日本大百科全書(ニッポニカ) 「公債費」の意味・わかりやすい解説
公債費
こうさいひ
国や政府関係機関、地方公共団体が過去に発行した公債や借入金の債務償還費および利払費、そして公債発行等の事務取扱費から構成される経費。
国の一般会計における国債費は、そのほとんどが国債整理基金特別会計に繰り入れられ、そこで実際の償還や利払いなどが行われる。国債整理基金特別会計において当該年度に満期が到来する債務のなかには、借換(かりかえ)債を発行して償還財源とする借換償還と、借換債に依存せず償還する現金償還がある。なお、一般会計の国債費に計上される債務償還費には、借換償還分は含まれない。

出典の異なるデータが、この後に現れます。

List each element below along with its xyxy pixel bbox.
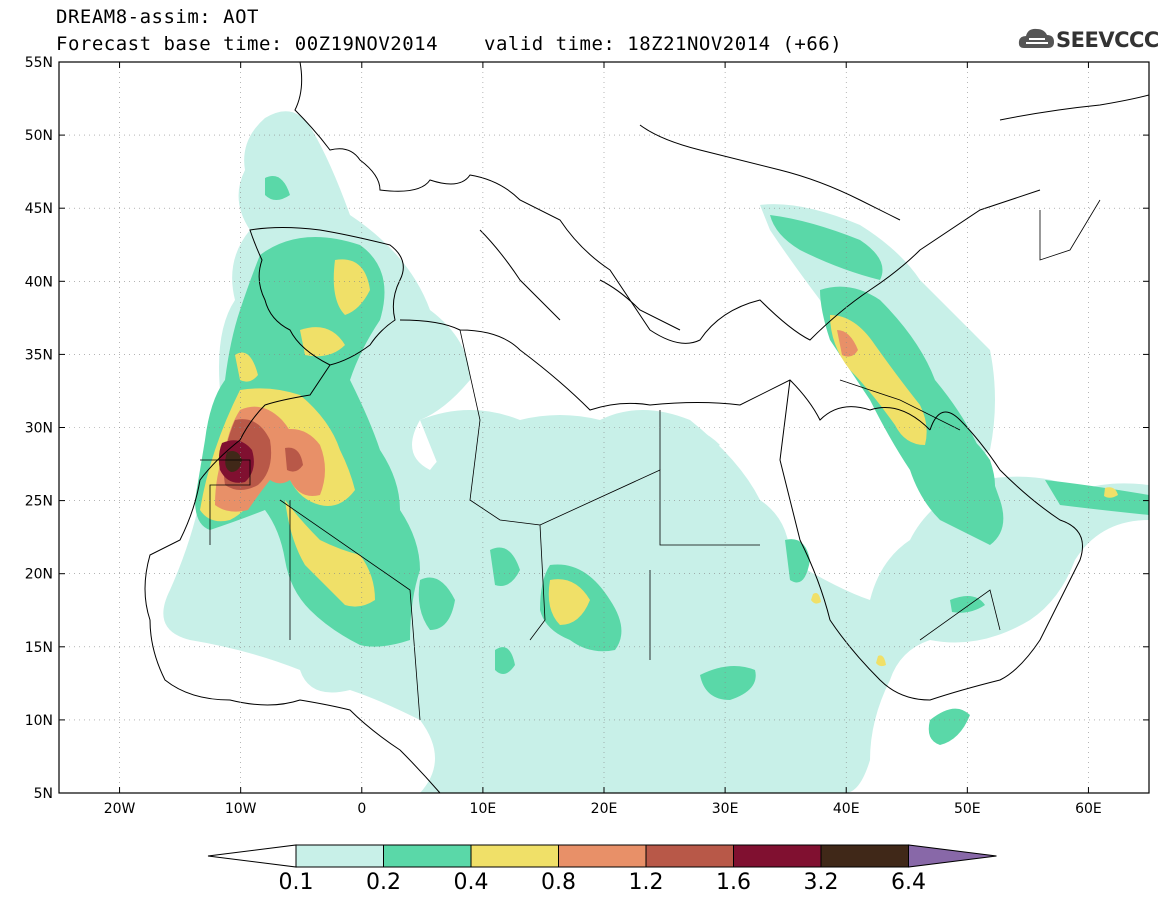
valid-time: valid time: 18Z21NOV2014 (+66) (484, 33, 843, 55)
seevccc-logo (1018, 28, 1054, 48)
lon-label: 0 (357, 801, 366, 817)
lat-label: 45N (25, 201, 53, 217)
lat-label: 5N (34, 786, 53, 802)
logo-text: SEEVCCC (1056, 28, 1159, 52)
colorbar (207, 844, 997, 868)
colorbar-box (645, 844, 734, 868)
lat-label: 10N (25, 713, 53, 729)
lon-label: 20E (591, 801, 618, 817)
colorbar-label: 0.2 (366, 870, 401, 895)
aot-field (163, 111, 1149, 793)
coastlines (144, 62, 1149, 793)
lat-label: 50N (25, 128, 53, 144)
colorbar-high-arrow (908, 844, 997, 868)
lon-label: 10E (470, 801, 497, 817)
lat-label: 15N (25, 640, 53, 656)
forecast-base-time: Forecast base time: 00Z19NOV2014 (56, 33, 439, 55)
colorbar-label: 1.6 (716, 870, 751, 895)
country-borders (200, 199, 1101, 721)
colorbar-box (733, 844, 822, 868)
aot-level-3.2 (225, 451, 242, 472)
colorbar-label: 3.2 (803, 870, 839, 895)
colorbar-box (558, 844, 647, 868)
colorbar-label: 0.4 (453, 870, 489, 895)
lat-label: 20N (25, 567, 53, 583)
lon-label: 40E (833, 801, 860, 817)
lat-label: 25N (25, 494, 53, 510)
colorbar-label: 0.8 (541, 870, 576, 895)
graticule (59, 62, 1149, 793)
lon-label: 50E (954, 801, 981, 817)
colorbar-label: 1.2 (628, 870, 664, 895)
colorbar-box (383, 844, 472, 868)
lat-label: 55N (25, 55, 53, 71)
colorbar-box (295, 844, 384, 868)
colorbar-low-arrow (207, 844, 297, 868)
axis-labels: 55N 50N 45N 40N 35N 30N 25N 20N 15N 10N 5N 20W 10W 0 1… (25, 55, 1102, 817)
map-title: DREAM8-assim: AOT (56, 6, 259, 28)
colorbar-box (470, 844, 559, 868)
lon-label: 20W (104, 801, 136, 817)
axis-ticks (59, 61, 1149, 794)
lon-label: 10W (225, 801, 257, 817)
colorbar-box (820, 844, 909, 868)
lat-label: 40N (25, 274, 53, 290)
lat-label: 30N (25, 421, 53, 437)
lat-label: 35N (25, 347, 53, 363)
colorbar-label: 6.4 (891, 870, 926, 895)
colorbar-label: 0.1 (278, 870, 314, 895)
lon-label: 60E (1075, 801, 1102, 817)
lon-label: 30E (712, 801, 739, 817)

地方公共団体の公債費は、会計区分や個別の地方公共団体によってその内容が異なる場合がある。地方財政統計上、統一的に用いられる会計区分である普通会計において、公債費の元金償還費には借換償還の有無にかかわらず当該年度に償還する債務の全額を計上する。個別の地方公共団体では、たとえば東京都のように公債費特別会計を設けている場合、一般会計の公債費には借換償還分の元金償還費は計上されていない。一方、青ヶ島村(東京都)のように公債の元利償還を行う特別会計を設けていない場合には、普通会計同様に一般会計の公債費に借換償還分の元金償還費が計上される。